Archived Story

Extracting opportunity for Appalachian Ohio

Published 12:14am Sunday, December 9, 2012

The extraction of Appalachian Ohio’s natural resources has helped create wealth and prosperity in many parts of our state and nation, yet the region itself has continued to struggle with persistent poverty.

Now, new technologies for accessing oil and gas from shale are placing the region at the center of another energy boom.

As we rise to the challenge of providing the resources needed to power our country, we must also rise to the unprecedented opportunity to extract prosperity and lasting wealth for our region’s citizens and communities.

We can learn a great deal about today’s opportunity from the region’s past.

Many Appalachian Ohio communities were created by natural resource extraction. The mining of coal, iron ore and clay produced jobs, attracted people to settle in the region. During these early energy booms, our communities were emerging.

They had not yet developed charitable foundations or economic development organizations to retain a portion of the income flowing through their communities for reinvestment in the communities’ wellbeing. When the income produced by extraction began to dry up, communities lacked resources to prepare for a new future.

Appalachian Ohio’s experience with shale development can be dramatically different.

Our region is now home to strong philanthropic, economic development, educational, and social service organizations. These organizations are well-positioned to retain and reinvest shale development wealth.

Further, there are many examples of regions across the United States that have leveraged extractive industry resources to create sustained prosperity for their citizens and communities.

While we are already experiencing success in building lasting resources from shale wealth, much more can be done.

We at the Foundation for Appalachian Ohio believe it is within our collective potential to leverage shale development resources to fundamentally transform the region’s quality of life, not just for today but for generations to come.

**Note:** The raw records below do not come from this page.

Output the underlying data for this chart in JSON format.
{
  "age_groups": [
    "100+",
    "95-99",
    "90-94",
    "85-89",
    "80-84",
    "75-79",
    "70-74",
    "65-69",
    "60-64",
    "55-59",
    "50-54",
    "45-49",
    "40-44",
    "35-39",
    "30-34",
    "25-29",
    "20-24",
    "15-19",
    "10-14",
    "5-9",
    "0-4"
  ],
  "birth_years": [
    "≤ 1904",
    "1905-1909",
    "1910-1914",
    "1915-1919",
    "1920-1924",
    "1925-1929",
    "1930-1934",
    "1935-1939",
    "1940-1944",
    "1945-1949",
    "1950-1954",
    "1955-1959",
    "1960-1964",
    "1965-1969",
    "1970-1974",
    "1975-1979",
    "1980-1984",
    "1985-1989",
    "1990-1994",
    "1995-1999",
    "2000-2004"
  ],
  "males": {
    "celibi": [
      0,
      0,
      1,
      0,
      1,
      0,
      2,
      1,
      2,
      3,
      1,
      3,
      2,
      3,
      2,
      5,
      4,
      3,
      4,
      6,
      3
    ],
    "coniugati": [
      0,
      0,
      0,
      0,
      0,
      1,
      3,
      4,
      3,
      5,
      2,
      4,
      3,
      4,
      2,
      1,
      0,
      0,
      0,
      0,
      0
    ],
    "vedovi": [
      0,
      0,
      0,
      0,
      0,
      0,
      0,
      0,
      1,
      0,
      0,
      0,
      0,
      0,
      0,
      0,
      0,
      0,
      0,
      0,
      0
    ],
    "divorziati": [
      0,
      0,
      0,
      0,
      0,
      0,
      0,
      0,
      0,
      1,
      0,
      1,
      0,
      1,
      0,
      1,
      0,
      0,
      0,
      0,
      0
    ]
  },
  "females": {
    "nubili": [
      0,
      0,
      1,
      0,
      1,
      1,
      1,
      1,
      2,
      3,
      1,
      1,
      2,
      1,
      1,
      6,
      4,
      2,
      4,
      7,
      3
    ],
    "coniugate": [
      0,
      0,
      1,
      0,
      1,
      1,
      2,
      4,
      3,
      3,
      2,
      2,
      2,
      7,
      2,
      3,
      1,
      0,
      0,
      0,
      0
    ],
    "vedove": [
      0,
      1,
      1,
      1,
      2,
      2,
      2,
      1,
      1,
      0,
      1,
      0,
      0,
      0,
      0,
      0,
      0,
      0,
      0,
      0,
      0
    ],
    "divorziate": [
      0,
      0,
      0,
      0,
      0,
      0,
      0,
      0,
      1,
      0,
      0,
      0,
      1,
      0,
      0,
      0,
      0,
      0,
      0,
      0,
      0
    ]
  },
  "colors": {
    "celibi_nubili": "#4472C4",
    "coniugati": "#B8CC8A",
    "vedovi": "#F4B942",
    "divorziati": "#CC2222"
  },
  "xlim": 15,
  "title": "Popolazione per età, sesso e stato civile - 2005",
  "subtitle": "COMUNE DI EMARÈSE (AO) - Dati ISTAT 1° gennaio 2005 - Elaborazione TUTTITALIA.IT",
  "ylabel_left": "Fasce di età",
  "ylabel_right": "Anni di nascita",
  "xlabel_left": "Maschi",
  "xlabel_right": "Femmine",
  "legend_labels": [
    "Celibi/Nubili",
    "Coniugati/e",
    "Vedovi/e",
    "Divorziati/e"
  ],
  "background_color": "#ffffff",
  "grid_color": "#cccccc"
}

While we don’t have all of the answers, we understand success will require vision, strategy, and collaboration. It is time to start serious discussions regarding how the region can benefit long-term from today’s energy boom.

Over the coming months, the foundation will gather and share ideas on this topic, to culminate in a public discussion regarding what we learn. Please send your ideas and suggestions to


Cara Dingus Brook is the President and CEO of the Foundation for Appalachian Ohio, a regional community foundation partnering with donors to enrich the current and future quality of life for the 32 counties of Appalachian Ohio.



The Tribune believes it is possible for people with a variety of points of view to discuss issues in a civil manner and will remove comments that, in our opinion, foster incivility. We want to encourage an open exchange of information and ideas. Responsibility for what is posted or contributed to this site is the sole responsibility of each user. By contributing to this website, you agree not to post any defamatory, abusive, harassing, obscene, sexual, threatening or illegal material, or any other material that infringes on the ability of others to enjoy this site, or that infringes on the rights of others. Any user who feels that a contribution to this website is a violation of these terms of use is encouraged to email, or click the "report comment" link that is on all comments. We reserve the right to remove messages that violate these terms of use and we will make every effort to do so — within a reasonable time frame — if we determine that removal is necessary.

  • mikehaney

    drill baby drill!!

    (Report comment)

  • mickakers

    Poor Richard; Your comment pertaining to the article “Coal Industry Must Consider Community Health”, was also on the money.

    (Report comment)

  • mickakers

    Poor Richard; A perceptive comment. My compliments.

    (Report comment)

  • Poor Richard

    The iron furnace industry certainly left a lasting legacy – cutting nearly every single tree in the county to make charcoal. Sure it had to end, there were not any trees left for them to use! This left Lawrence County eroded and barren. Farmers left their land and moved on. This was one reason the Wayne National Forest was created – to help heal the land devasted from the iron industry.

    The coal industry has left a similiar legacy to southern Ohio in unreclaimed mine lands and acid mine drainage that continues to damage our fresh water supplies even today. The land is still scarred from coal companies legacy and the forests of long ago will NEVER recoup from that devastation.

    Oh, and today, the resource companies want us all to believe they have our best interest at heart when in reality, it is about profit for them, like everything in our culture today, it is about greed and profit. The frackers are running all over Ohio trying to secure land for their drilling. Most citizens that have signed up for fracking are devastated when they find out that a mini industrial plant is operating in their backyard 24 hours a day and sucking their streams dry, and damaging their land and roads with large equipment and trucks.

    Here’s some advice I’ll give citizens from someone who has actually worked for resource companies – DO NOT believe anything they tell you and if you are even considering signing on with them, you best get an attorney to draw up the agreement while also considering the liabilities to your neighbors. And if you really want to know what you are in for, contact the many organizations and citizens in the state that have a real handle on these resource companies and their exploitations of Ohio citizens.

    There is NO AMOUNT of money worth having the resource companies on my property! Put that in your pipe and smoke it, Foundation for Appalachian Ohio.